Opinión

Pedir perdón con vergüenza

Las cifras son terribles, a pesar de que las estadísticas seguramente no recogen ni la mitad de la realidad porque muchos casos de abusos sexuales a menores no son denunciados por vergüenza, miedo, confusión, sentimientos de culpa o desconfianza. Pero millones de niños son víctimas en todo el mundo de abusos sexuales y de explotación. Y quien los comete, lo que es un dato aterrador, son, sobre todo, los padres, los familiares, los maridos de mujeres niñas, los educadores y los entrenadores. Nueve de cada diez muchachas forzadas lo son en el ámbito familiar. Uno de cada diez niños sufre abusos sexuales, dieciocho millones de niños en Europa, donde la infancia está más protegida seguramente que en ningún otro continente. Internet es hoy un terreno abonado para los depredadores. El turismo sexual con niños o niñas sigue siendo un inmenso negocio. Es un delito abominable venga de donde venga porque destruye personas que aún no están formadas y las destruye para siempre. Estamos hablando de infancias invisibles y perdidas. Lo es porque, salvo en pocos casos, el mundo mira siempre hacia otro lado.

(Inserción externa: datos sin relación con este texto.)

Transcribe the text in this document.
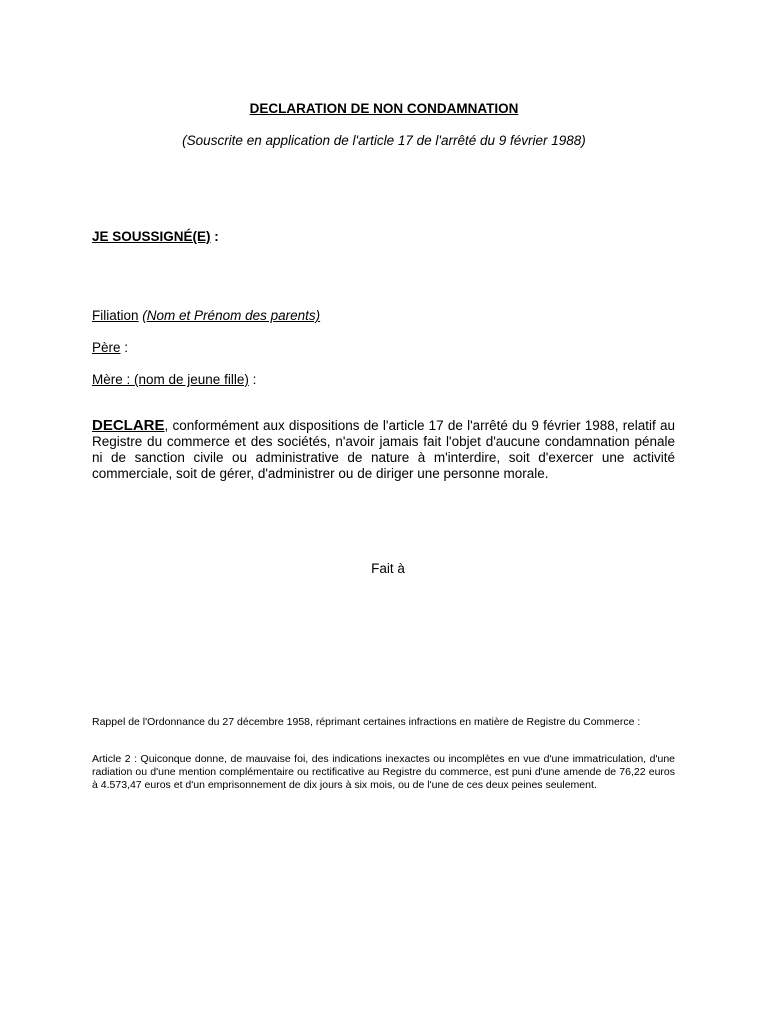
DECLARATION DE NON CONDAMNATION
(Souscrite en application de l'article 17 de l'arrêté du 9 février 1988)
JE SOUSSIGNÉ(E) :
Filiation (Nom et Prénom des parents)
Père :
Mère : (nom de jeune fille) :
DECLARE, conformément aux dispositions de l'article 17 de l'arrêté du 9 février 1988, relatif au Registre du commerce et des sociétés, n'avoir jamais fait l'objet d'aucune condamnation pénale ni de sanction civile ou administrative de nature à m'interdire, soit d'exercer une activité commerciale, soit de gérer, d'administrer ou de diriger une personne morale.
Fait à
Rappel de l'Ordonnance du 27 décembre 1958, réprimant certaines infractions en matière de Registre du Commerce :
Article 2 : Quiconque donne, de mauvaise foi, des indications inexactes ou incomplètes en vue d'une immatriculation, d'une radiation ou d'une mention complémentaire ou rectificative au Registre du commerce, est puni d'une amende de 76,22 euros à 4.573,47 euros et d'un emprisonnement de dix jours à six mois, ou de l'une de ces deux peines seulement.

El delito es más grave cuando se produce entre quienes deberían proteger a las víctimas en lugar de aprovecharse de ellas. En la familia o en la escuela, sin duda. Y en la Iglesia, que, aunque formada por hombres y mujeres normales, debería ser una institución ejemplar. Jesús de Nazareth advirtió claramente a quien escandalizara a un niño, diciendo que más le valiera que le colgaran una piedra de molino al cuello y lo arrojasen al fondo del mar. La Iglesia ha escondido en su seno conductas intolerables de pederastia, ha protegido a los pederastas y solo ahora, voluntaria o de forma forzada, empieza a ser capaz de inventariar lo ocurrido, tomar medidas para que no se repita, poner ante la justicia a los culpables y pedir perdón a las víctimas.

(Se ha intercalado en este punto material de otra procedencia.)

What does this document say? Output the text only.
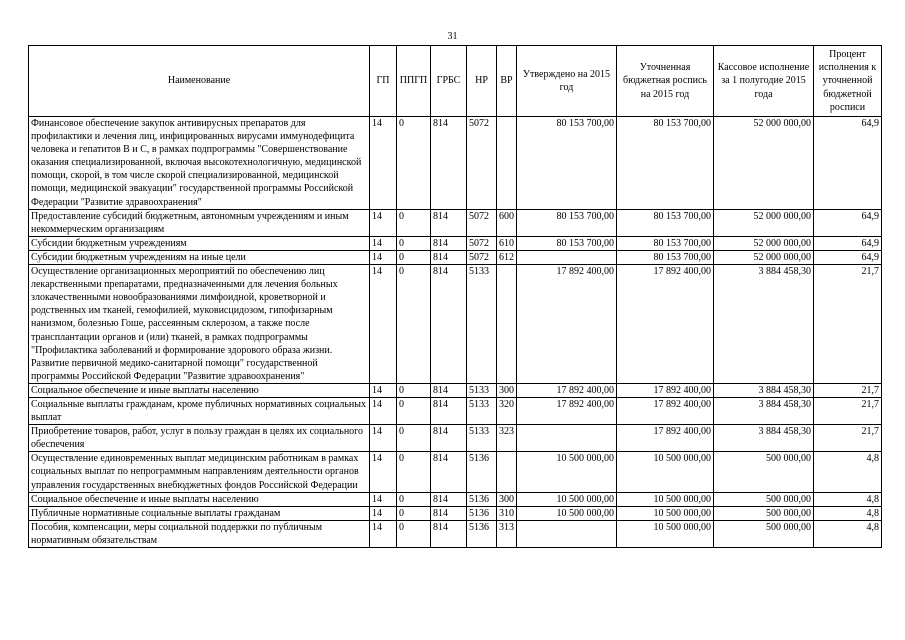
31
Наименование	ГП	ППГП	ГРБС	НР	ВР	Утверждено на 2015 год	Уточненная бюджетная роспись на 2015 год	Кассовое исполнение за 1 полугодие 2015 года	Процент исполнения к уточненной бюджетной росписи
Финансовое обеспечение закупок антивирусных препаратов для профилактики и лечения лиц, инфицированных вирусами иммунодефицита человека и гепатитов В и С, в рамках подпрограммы "Совершенствование оказания специализированной, включая высокотехнологичную, медицинской помощи, скорой, в том числе скорой специализированной, медицинской помощи, медицинской эвакуации" государственной программы Российской Федерации "Развитие здравоохранения"	14	0	814	5072		80 153 700,00	80 153 700,00	52 000 000,00	64,9
Предоставление субсидий бюджетным, автономным учреждениям и иным некоммерческим организациям	14	0	814	5072	600	80 153 700,00	80 153 700,00	52 000 000,00	64,9
Субсидии бюджетным учреждениям	14	0	814	5072	610	80 153 700,00	80 153 700,00	52 000 000,00	64,9
Субсидии бюджетным учреждениям на иные цели	14	0	814	5072	612		80 153 700,00	52 000 000,00	64,9
Осуществление организационных мероприятий по обеспечению лиц лекарственными препаратами, предназначенными для лечения больных злокачественными новообразованиями лимфоидной, кроветворной и родственных им тканей, гемофилией, муковисцидозом, гипофизарным нанизмом, болезнью Гоше, рассеянным склерозом, а также после трансплантации органов и (или) тканей, в рамках подпрограммы "Профилактика заболеваний и формирование здорового образа жизни. Развитие первичной медико-санитарной помощи" государственной программы Российской Федерации "Развитие здравоохранения"	14	0	814	5133		17 892 400,00	17 892 400,00	3 884 458,30	21,7
Социальное обеспечение и иные выплаты населению	14	0	814	5133	300	17 892 400,00	17 892 400,00	3 884 458,30	21,7
Социальные выплаты гражданам, кроме публичных нормативных социальных выплат	14	0	814	5133	320	17 892 400,00	17 892 400,00	3 884 458,30	21,7
Приобретение товаров, работ, услуг в пользу граждан в целях их социального обеспечения	14	0	814	5133	323		17 892 400,00	3 884 458,30	21,7
Осуществление единовременных выплат медицинским работникам в рамках социальных выплат по непрограммным направлениям деятельности органов управления государственных внебюджетных фондов Российской Федерации	14	0	814	5136		10 500 000,00	10 500 000,00	500 000,00	4,8
Социальное обеспечение и иные выплаты населению	14	0	814	5136	300	10 500 000,00	10 500 000,00	500 000,00	4,8
Публичные нормативные социальные выплаты гражданам	14	0	814	5136	310	10 500 000,00	10 500 000,00	500 000,00	4,8
Пособия, компенсации, меры социальной поддержки по публичным нормативным обязательствам	14	0	814	5136	313		10 500 000,00	500 000,00	4,8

El papa Francisco ha pedido perdón con vergüenza, después de la cumbre de estos días en Roma donde las víctimas han tenido voz delante de los responsables de todas las conferencias episcopales. No es el final de una vergüenza. Debe ser solo el comienzo. La Iglesia católica, todas las Iglesias nacionales y diocesanas, tiene que afrontar el problema con rigor, con exhaustividad y con transparencia. Francisco ha pedido unidad "para erradicar esta brutalidad" y ha propuesto medidas que van desde la protección de los menores a la entrega a la justicia de cualquiera que haya cometido esos crímenes, pasando por una mejor y más exigente formación de sacerdotes y religiosos y el acompañamiento y escucha de las personas abusadas.

Seguramente a muchos no les parezca suficiente lo que va a hacer la Iglesia. Y tal vez haya que hacer más. Por ejemplo, en España, donde la Conferencia Episcopal debería tomar la delantera y hacer una auditoría real de los hechos. España no es el país donde han surgido más denuncias de abusos ni más escándalos. Los ha habido. Pero también hay millones de ciudadanos, educados en centros de la Iglesia, que pueden testificar que nunca fueron víctimas de abusos ni los hubo en los centros en los que estudiaron. Hubo y hay una inmensa mayoría de sacerdotes y religiosos fieles y leales a su ministerio. Algunos países han constituido comisiones independientes para buscar la verdad. España debería hacerlo también. No hay que tener miedo a la verdad, aunque tampoco hay que convertir esto en un "Gran Hermano" como pretenden algunos. Se necesita reparación, humildad y valor. La Iglesia se juega mucho en esta hora. Pero tiene fuerza, fe y credibilidad para hacerlo.